Ben böceklerden korkmam

Giderken heyecanlandığım röportajlardan biriydi benim için...

Haberin Devamı

Giderken heyecanlandığım röportajlardan biriydi benim için Taraf gazetesinin yazarı ve Genel Yayın Yönetmen Yardımcısı Yasemin Çongar’la röportaj yaptım. Biliyorum biraz tuhaf gözüktü belki size. Babamın başında olduğu bir gazetenin gazetecisiyle tarafsız bir konuşma yapmamın zor olabileceğini düşündünüz bir an. Ama ben buna cesaret ettim. Biraz sezgilerimin gücüne biraz da okuyucuya olan çocuksu inancıma bağlıyorum bu cesaretimi aslında. Çünkü Yasemin’i önceden tanımasaydım da hakkında yazılanları okuduğumda onunla yine röportaj yapmak isterdim. O gazeteyi babam çıkartmasaydı da o gazeteyi yine çok beğenerek okurdum. Siz bana çok kızacak olsaydınız da ben yine doğru bildiğimi en iyi şekilde yapmaya çalışırdım. Bu arada, çok kızsanız da öfkenizin hepsini burada bitirmeyin, çünkü ikna edebilirsem daha babamla röportaj yapacağım,ona da saklayın biraz.

Akşam gazetesi yazarı Oray Eğin eşin Chris Mason’ın CIA ajanı olduğunu yazdı. Anladığım kadarıyla da bu konuda bir şüphesi yok, emin. Sen ya da eşin Chris CIA ajanı mısınız gerçekten?

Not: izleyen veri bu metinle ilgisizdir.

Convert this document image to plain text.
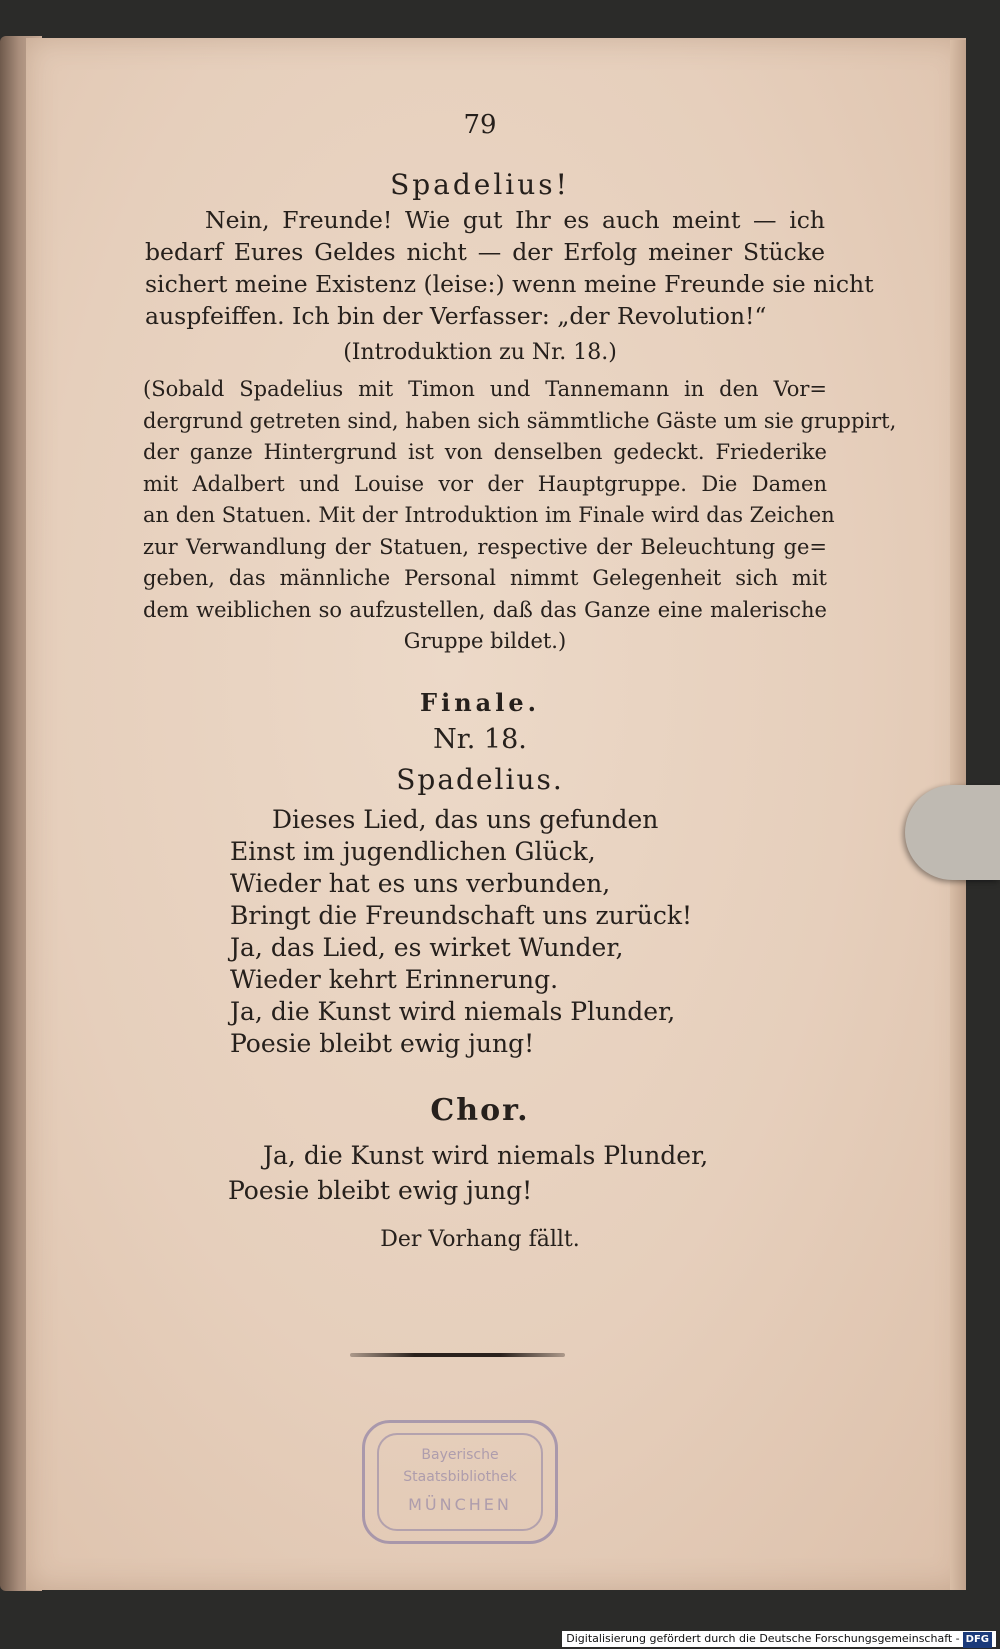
79
Spadelius!
Nein, Freunde! Wie gut Ihr es auch meint — ich
bedarf Eures Geldes nicht — der Erfolg meiner Stücke
sichert meine Existenz (leise:) wenn meine Freunde sie nicht
auspfeiffen. Ich bin der Verfasser: „der Revolution!“
(Introduktion zu Nr. 18.)
(Sobald Spadelius mit Timon und Tannemann in den Vor=
dergrund getreten sind, haben sich sämmtliche Gäste um sie gruppirt,
der ganze Hintergrund ist von denselben gedeckt. Friederike
mit Adalbert und Louise vor der Hauptgruppe. Die Damen
an den Statuen. Mit der Introduktion im Finale wird das Zeichen
zur Verwandlung der Statuen, respective der Beleuchtung ge=
geben, das männliche Personal nimmt Gelegenheit sich mit
dem weiblichen so aufzustellen, daß das Ganze eine malerische
Gruppe bildet.)
Finale.
Nr. 18.
Spadelius.
Dieses Lied, das uns gefunden
Einst im jugendlichen Glück,
Wieder hat es uns verbunden,
Bringt die Freundschaft uns zurück!
Ja, das Lied, es wirket Wunder,
Wieder kehrt Erinnerung.
Ja, die Kunst wird niemals Plunder,
Poesie bleibt ewig jung!
Chor.
Ja, die Kunst wird niemals Plunder,
Poesie bleibt ewig jung!
Der Vorhang fällt.
Bayerische
Staatsbibliothek
MÜNCHEN
Digitalisierung gefördert durch die Deutsche Forschungsgemeinschaft - DFG
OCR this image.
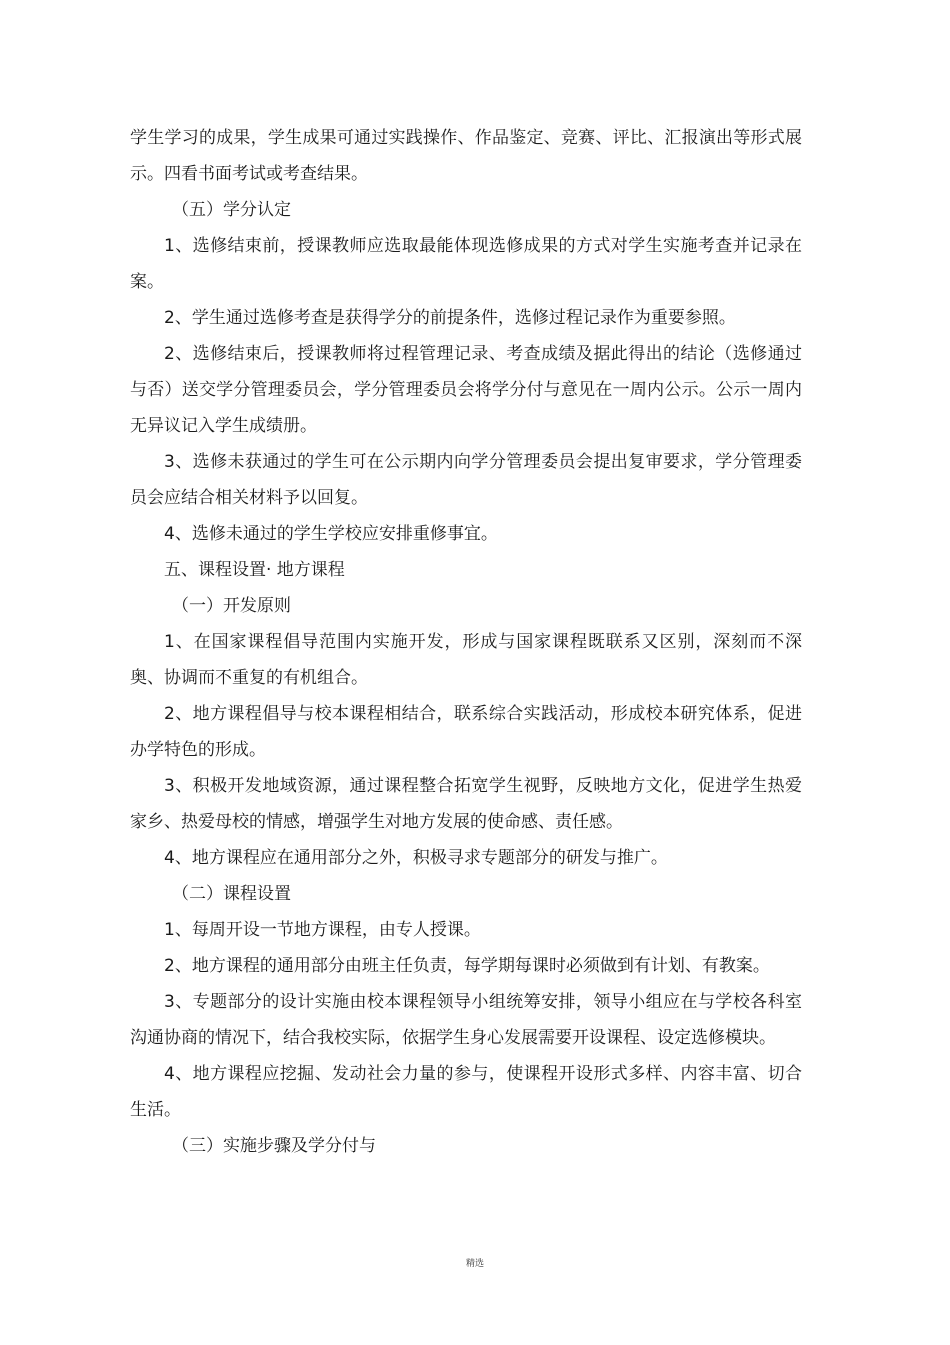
学生学习的成果，学生成果可通过实践操作、作品鉴定、竞赛、评比、汇报演出等形式展示。四看书面考试或考查结果。

（五）学分认定

1、选修结束前，授课教师应选取最能体现选修成果的方式对学生实施考查并记录在案。

2、学生通过选修考查是获得学分的前提条件，选修过程记录作为重要参照。

2、选修结束后，授课教师将过程管理记录、考查成绩及据此得出的结论（选修通过与否）送交学分管理委员会，学分管理委员会将学分付与意见在一周内公示。公示一周内无异议记入学生成绩册。

3、选修未获通过的学生可在公示期内向学分管理委员会提出复审要求，学分管理委员会应结合相关材料予以回复。

4、选修未通过的学生学校应安排重修事宜。

五、课程设置· 地方课程

（一）开发原则

1、在国家课程倡导范围内实施开发，形成与国家课程既联系又区别，深刻而不深奥、协调而不重复的有机组合。

2、地方课程倡导与校本课程相结合，联系综合实践活动，形成校本研究体系，促进办学特色的形成。

3、积极开发地域资源，通过课程整合拓宽学生视野，反映地方文化，促进学生热爱家乡、热爱母校的情感，增强学生对地方发展的使命感、责任感。

4、地方课程应在通用部分之外，积极寻求专题部分的研发与推广。

（二）课程设置

1、每周开设一节地方课程，由专人授课。

2、地方课程的通用部分由班主任负责，每学期每课时必须做到有计划、有教案。

3、专题部分的设计实施由校本课程领导小组统筹安排，领导小组应在与学校各科室沟通协商的情况下，结合我校实际，依据学生身心发展需要开设课程、设定选修模块。

4、地方课程应挖掘、发动社会力量的参与，使课程开设形式多样、内容丰富、切合生活。

（三）实施步骤及学分付与

精选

Bana rahatlıkla söyleyebilirsin çünkü Chris bunu CV’sinde bile yazmış, o yazıya göre.

CV’sinde CIA ajanı yazan bir ajan olabilir mi gerçekten? Ajan olduğu bilinen bir ajan olabilir mi? Merhaba ben Chris, CIA ajanıyım... Ciddiye alınacak bir tarafı yok bu lafların. Ama Taraf’la ilgisi olmayan, ailelerimize tuhaf şeyler söyledikleri zaman, onları incitiyorlar, bu da insanın canını sıkıyor biraz tabii. Bu laflar hep var, benim için de söylendi. Ne kadar üzücü ki bazı sorumsuz yazarlar bunu yazdı, söyledi. Taraf’a ilk geldiğim dönemler. Hasan Cemal aramıştı bir sabah “Sakın üzülme” diye, İlhan Selçuk yazmış meğerse o gün bunu. Yarın öbür gün yine bir haber yaparız, bir şey yazarım yine söylerler. Ama bu dönem bu lafın ortaya çıkması, çok açık ki Balyoz darbe planıyla ilgili. Bu haberi yalanlayamıyorlar. Görmezden gelemiyorlar. Ülkenin başbakanı çıkıp haberi doğruluyor. “Bunlar vardı” diyor. “Üzerine gidemedik çünkü bu demokratik olgunluk o zaman yoktu” diyor. Buna karşı bir şey yapma ihtiyacı doğdu onlarda herhalde. Biz çok ciddi bir kavga veriyoruz. Bunu farklı bir gazetecilik yapma hakkımızı kullanarak yapıyoruz ve buna devam edeceğiz. Küçük görmek istemediğim ama ne kadar uğraşsam da çok da önemseyemediğim insanların iftiraları bunu değiştiremez.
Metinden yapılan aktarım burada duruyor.